Podobno pojawiły się zarzuty, że zajął się Pan sprawą, której główni bohaterowie, mam na myśli Jana Wolskiego, Zbigniewa Blanię i Witolda Wawrzonka, już nie żyją. Jak rozumiem, sformułowano zarzut, że nie mogą zabrać głosu. Czy nie myślał Pan o zajęciu się inną sprawą dotyczącą UFO w Polsce? Na przykład sprawą Grzegorza Nowaka i Góry Świętej Anny, czy zwyczajnie ten przypadek Pana nie interesuje?
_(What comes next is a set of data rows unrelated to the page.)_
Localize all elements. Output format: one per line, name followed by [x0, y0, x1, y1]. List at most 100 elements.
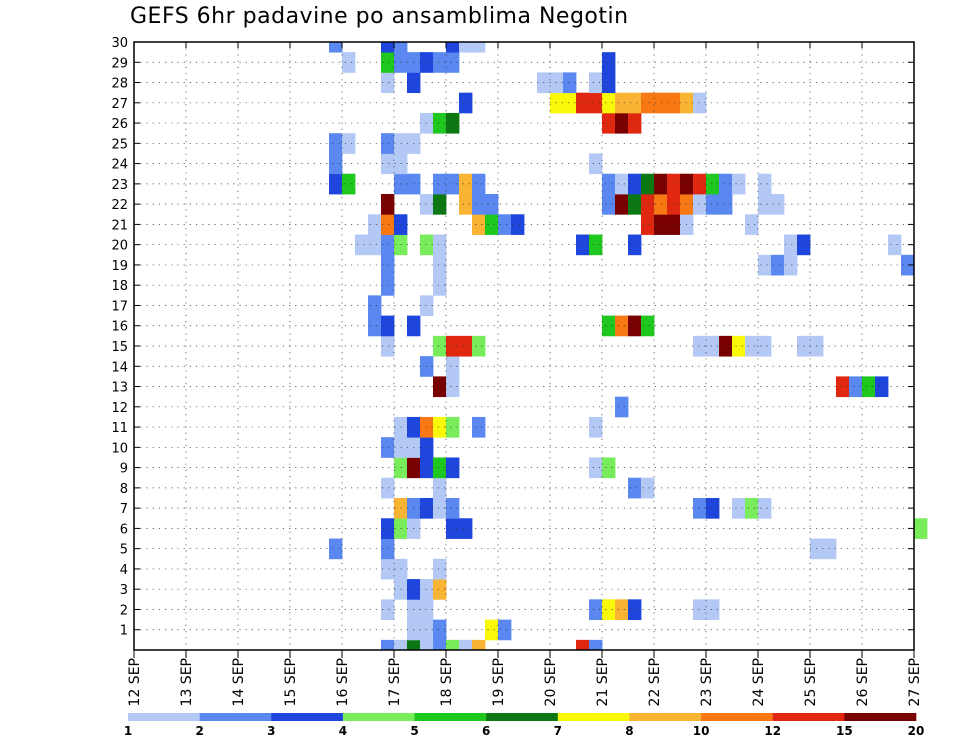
heatmap-cell [602, 457, 616, 479]
heatmap-cell [381, 234, 395, 256]
heatmap-cell [433, 639, 447, 651]
heatmap-cell [433, 416, 447, 438]
heatmap-cell [589, 599, 603, 620]
heatmap-cell [641, 477, 655, 499]
y-tick-label: 8 [120, 482, 128, 497]
heatmap-cell [381, 133, 395, 154]
heatmap-cell [693, 599, 707, 620]
heatmap-cell [420, 619, 434, 641]
heatmap-cell [329, 133, 343, 154]
heatmap-cell [420, 416, 434, 438]
heatmap-cell [472, 194, 486, 215]
heatmap-cell [498, 214, 512, 235]
heatmap-cell [602, 72, 616, 94]
heatmap-cell [862, 376, 876, 398]
heatmap-cell [628, 315, 642, 337]
colorbar-swatch [772, 713, 845, 721]
heatmap-cell [381, 538, 395, 560]
heatmap-cell [654, 214, 668, 235]
heatmap-cell [615, 173, 629, 195]
colorbar-label: 15 [836, 724, 853, 738]
heatmap-cell [615, 315, 629, 337]
heatmap-cell [628, 477, 642, 499]
heatmap-cell [641, 214, 655, 235]
y-tick-label: 12 [111, 401, 128, 416]
colorbar: 1 2 3 4 5 6 7 8 10 12 15 20 [124, 713, 924, 738]
colorbar-swatch [844, 713, 917, 721]
heatmap-cell [433, 619, 447, 641]
heatmap-cell [849, 376, 863, 398]
heatmap-cell [615, 396, 629, 418]
heatmap-cell [420, 639, 434, 651]
heatmap-cell [628, 112, 642, 134]
heatmap-cell [758, 335, 772, 357]
heatmap-cell [823, 538, 837, 560]
heatmap-cell [459, 42, 473, 53]
heatmap-cell [706, 173, 720, 195]
heatmap-cell [602, 173, 616, 195]
colorbar-label: 7 [554, 724, 562, 738]
heatmap-cell [693, 173, 707, 195]
heatmap-cell [420, 498, 434, 519]
heatmap-cell [771, 194, 785, 215]
x-tick-label: 20 SEP [543, 658, 559, 706]
heatmap-cell [329, 538, 343, 560]
heatmap-cell [641, 315, 655, 337]
colorbar-swatch [128, 713, 200, 721]
heatmap-cell [615, 112, 629, 134]
heatmap-cell [433, 194, 447, 215]
heatmap-cell [381, 599, 395, 620]
colorbar-label: 6 [482, 724, 490, 738]
colorbar-label: 10 [693, 724, 710, 738]
y-tick-label: 28 [111, 77, 128, 92]
heatmap-cell [446, 639, 460, 651]
y-tick-label: 23 [111, 178, 128, 193]
heatmap-cell [628, 234, 642, 256]
heatmap-cell [693, 92, 707, 114]
x-tick-label: 23 SEP [699, 658, 715, 706]
heatmap-cell [433, 275, 447, 296]
heatmap-cell [420, 52, 434, 73]
chart-title: GEFS 6hr padavine po ansamblima Negotin [130, 4, 629, 29]
heatmap-cell [693, 194, 707, 215]
heatmap-cell [381, 335, 395, 357]
heatmap-cell [589, 92, 603, 114]
heatmap-cell [433, 112, 447, 134]
x-tick-label: 22 SEP [647, 658, 663, 706]
y-tick-label: 27 [111, 97, 128, 112]
heatmap-cell [459, 639, 473, 651]
heatmap-cell [654, 92, 668, 114]
heatmap-cell [433, 498, 447, 519]
heatmap-cell [381, 52, 395, 73]
heatmap-cell [784, 234, 798, 256]
heatmap-cell [433, 457, 447, 479]
heatmap-cell [485, 619, 499, 641]
heatmap-cell [381, 153, 395, 175]
heatmap-cell [771, 254, 785, 276]
heatmap-cell [706, 498, 720, 519]
heatmap-cell [758, 194, 772, 215]
y-tick-label: 10 [111, 441, 128, 456]
heatmap-cell [914, 518, 928, 539]
x-tick-label: 15 SEP [283, 658, 299, 706]
heatmap-cell [602, 112, 616, 134]
heatmap-cell [446, 42, 460, 53]
heatmap-cell [615, 194, 629, 215]
heatmap-cell [420, 457, 434, 479]
y-tick-label: 3 [120, 583, 128, 598]
heatmap-cell [719, 173, 733, 195]
y-tick-label: 18 [111, 279, 128, 294]
colorbar-label: 5 [410, 724, 418, 738]
y-tick-label: 17 [111, 299, 128, 314]
heatmap-cell [641, 194, 655, 215]
colorbar-swatch [701, 713, 774, 721]
y-tick-label: 22 [111, 198, 128, 213]
heatmap-cell [433, 477, 447, 499]
colorbar-label: 4 [339, 724, 347, 738]
y-tick-label: 6 [120, 522, 128, 537]
heatmap-cell [381, 477, 395, 499]
heatmap-cell [446, 335, 460, 357]
x-tick-label: 16 SEP [335, 658, 351, 706]
heatmap-cell [784, 254, 798, 276]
Sprawa Grzegorza Nowaka zupełnie mnie nie interesuje. Emilcinem zająłem się dlatego, że to właśnie ta historia, o ironio, zdeterminowała całe moje życie, moją ciekawość do weryfikowania zagadek! Ale o tym już mówiłem. Ja rozumiem, że dla wąskiego grona wyznawców UFO z Emilcina twarde dowody przedstawione w mojej książce spowodowały przyspieszone tętno. Jednak zarzucanie jakiemukolwiek badaczowi, że weryfikuje historię, w dodatku na podstawie materiałów źródłowych, której uczestnicy nie żyją, jest absurdalne. To może wyburzmy całe katedry historii i archeologii, wszak tam też bada się zdarzenia, których świadkowie nie żyją. W sumie to tego typu zarzuty tylko utwierdzają mnie w przekonaniu, że dla niektórych wiara jest silniejsza niż argumenty.
Czy może Pan powiedzieć coś więcej na temat informacji o podejściu do tematu obcych cywilizacji przez Zbigniewa Blanię w późniejszych latach?
Z tego, co mi wiadomo, a tak się składa, że w 2003 roku korespondowałem ze Zbigniewem Blanią, skupiony był wówczas na temacie Całunu Turyńskiego. Jak się później okazało, gdy zdobyłem jego archiwum, wiele uwagi skupiał też na zagadce tzw. UFO Hitlera. Trudno mi powiedzieć co tak naprawdę myślał w sprawie obcych cywilizacji.
Wiadomo coś więcej na temat śmierci Blani? W książce wspomina Pan o wiadomości, według której miał zginąć przy konstruowanej przez siebie maszynie do kontaktu z obcymi. W jakim stopniu to pewna informacja?
Nie zajmowałem się tą sprawą. Informacja ta pochodzi od Marcina Mizery. Sądzę, że można ją podzielić przez sto, a potem wyciągnąć z wyniku pierwiastek trzeciego stopnia. Na pewno siostra Zbigniewa Blani niczego podobnego mi nie opowiedziała.
Czy po wydaniu pańskiej książki pojawił się jakiś pozytywny głos ze środowiska osób zainteresowanych UFO?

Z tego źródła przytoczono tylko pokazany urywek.